What’s the day-to-day of your role like? 

My day-to-day responsibilities entail straddling strategy and operations across campuses and fulfilling projects and requests from the Fordham community, the AVP, and the CIO. In addition to ongoing special projects with groups across Fordham, I assist faculty and student walk-ins to the LITE center from the community. This includes managing classes held in the LITE Center using emerging technologies for their academic work. Another part of my daily role involves overseeing staff and maintaining relations that include various committees, the library, who also utilize our services, and the IT Service Desk. We recently collaborated with the library on a special museum project for 3D scanning and 3D printing a life-size ancient statue at a museum.

What is your proudest accomplishment in IT and/or life in general?

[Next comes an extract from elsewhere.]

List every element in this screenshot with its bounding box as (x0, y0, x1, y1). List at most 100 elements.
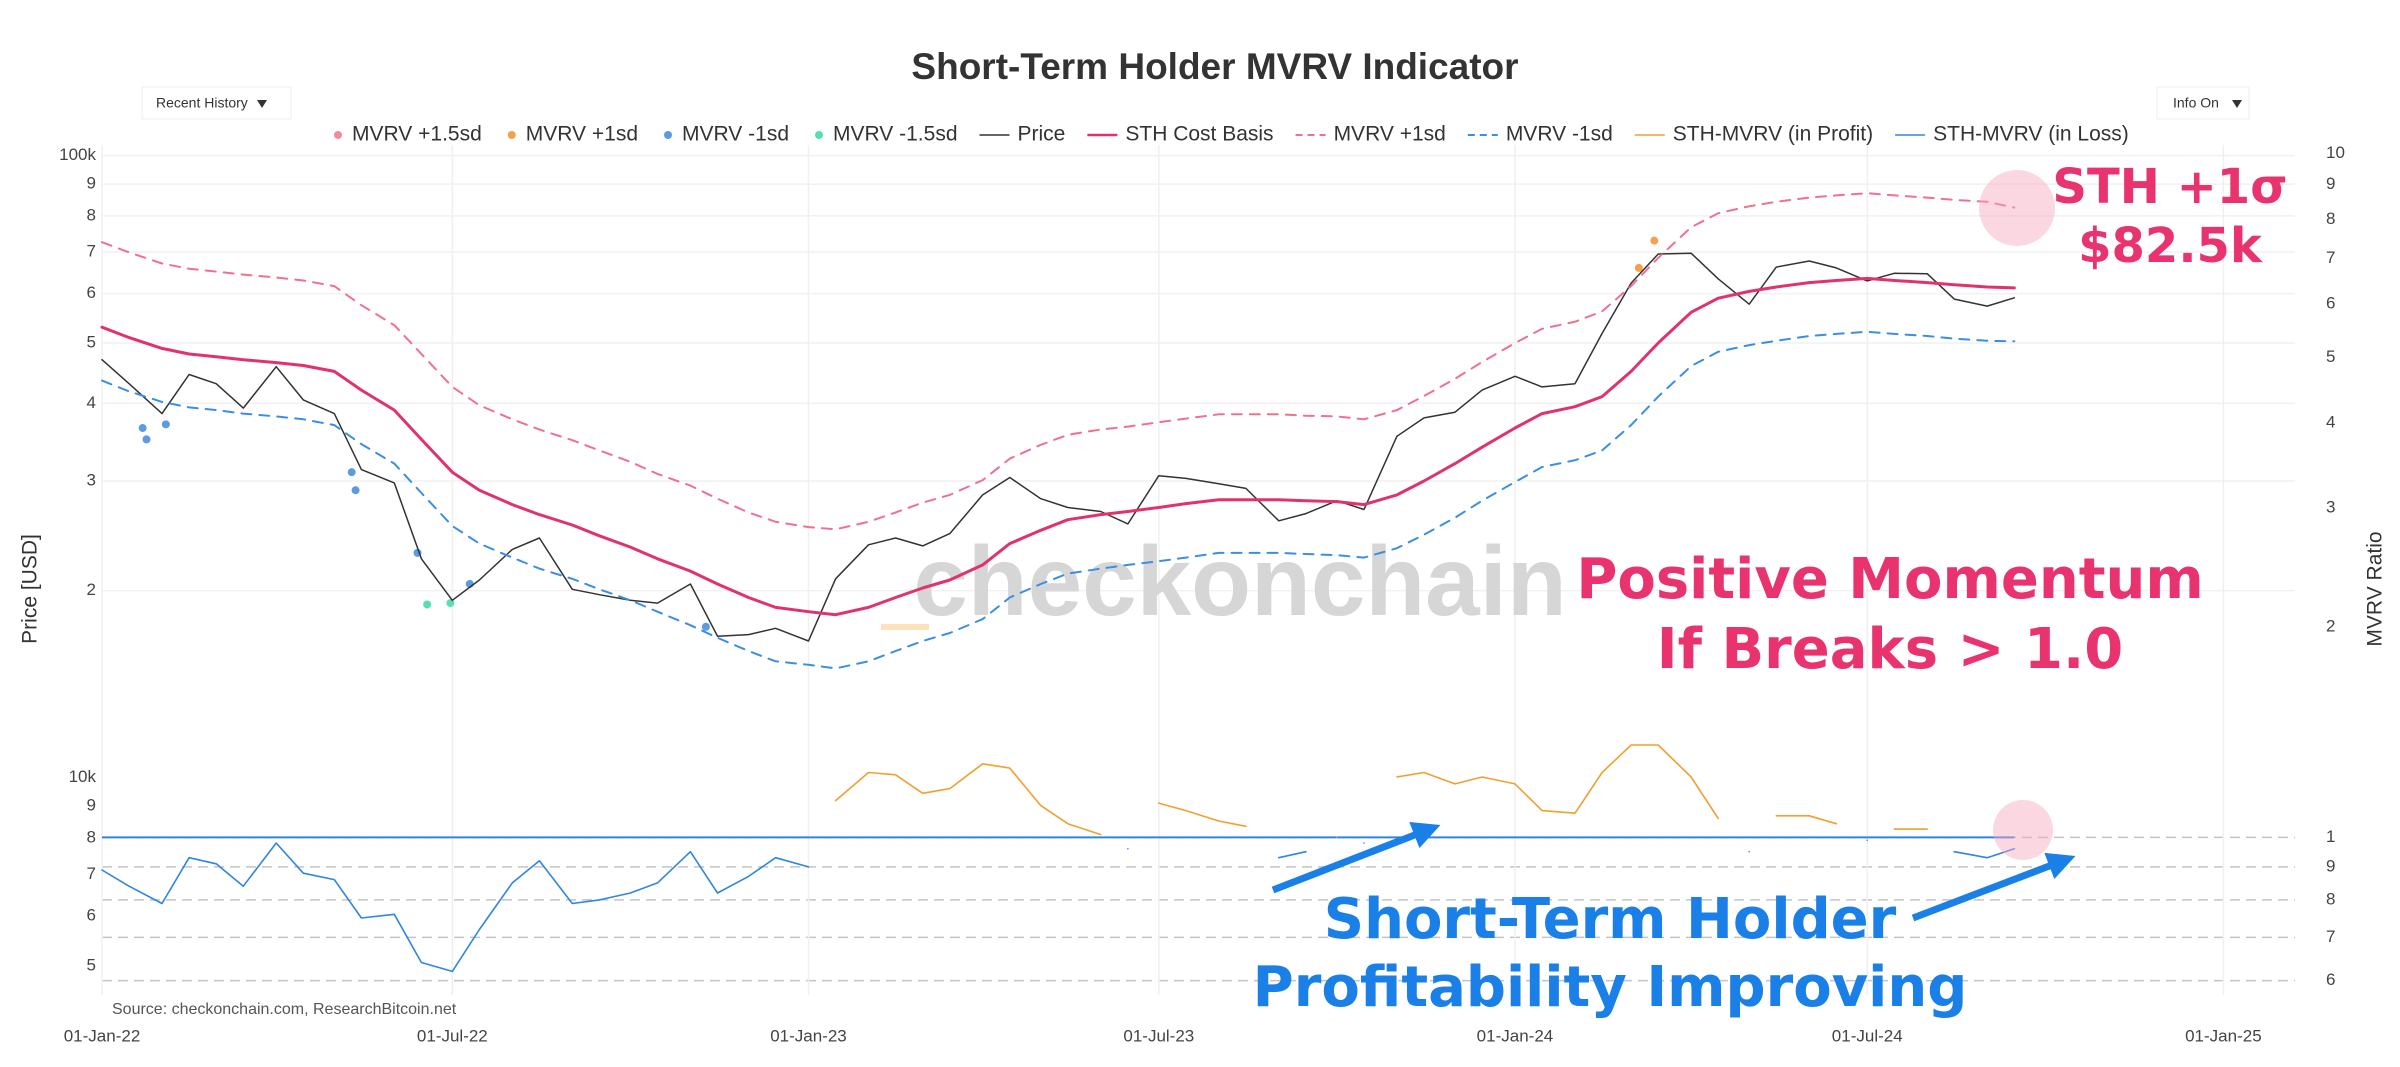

My proudest accomplishment is the joy I derive from helping people and witnessing the end results that bring happiness to others. Working alongside my dedicated team, composed of Nicola Terzulli, two GAs, and our student workers (also known as LITE techs), fills me with pride. It’s immensely fulfilling to have fun, continually learn, and implement new skills while providing a spotlight and necessary resources to support their growth. Witnessing projects come to fruition is gratifying, and it is a joy to observe my team innovate, be creative, explore emerging technologies, and find new ways to apply them within our university community. Providing them with an experiential workspace where they can enjoy what they do and learn from it themselves greatly adds to this sense of accomplishment.

What passion projects/hobbies/activities are you involved in when you are not working?

When I’m not working, I’m deeply immersed in my passion for teaching. I teach a class at Fordham’s Graduate School of Education in which we explore integrated instructional practices that support multilingual and transliteracy learning, fostering collaborative and interdisciplinary environments. In addition to teaching at Fordham, I also teach a master’s course at NYU titled “Strategic Management of Technological Innovation,” a course designed to equip students with the skills needed to navigate the strategic planning landscape in technology-driven organizations. 

What is the most unique part about working at Fordham?

The most unique aspect of working at Fordham is the incredible staff who are not only supportive but care so much. It is a very collaborative environment where we can work across various departments and disciplines within the university. This interconnectedness allows us to extend our reach to other areas and create meaningful networks across the entire university. 

What is something fun or interesting that not many people know about you?

Something fun and interesting about me that not many people know is that I’m a big foodie and movie enthusiast. I find immense joy in both baking and watching films, especially with my niece and nephews. When it comes to baking, my absolute favorites are crafting cakes and making cookies entirely from scratch (when I have the time). As for movies, I enjoy the theater experience and my favorite types of movies to watch are horror, action, and thrillers.

This interview was conducted as part of the Office of Information Technology’s Staff Highlight series, in which we feature staff members who have meaningfully contributed to IT, Fordham, and beyond.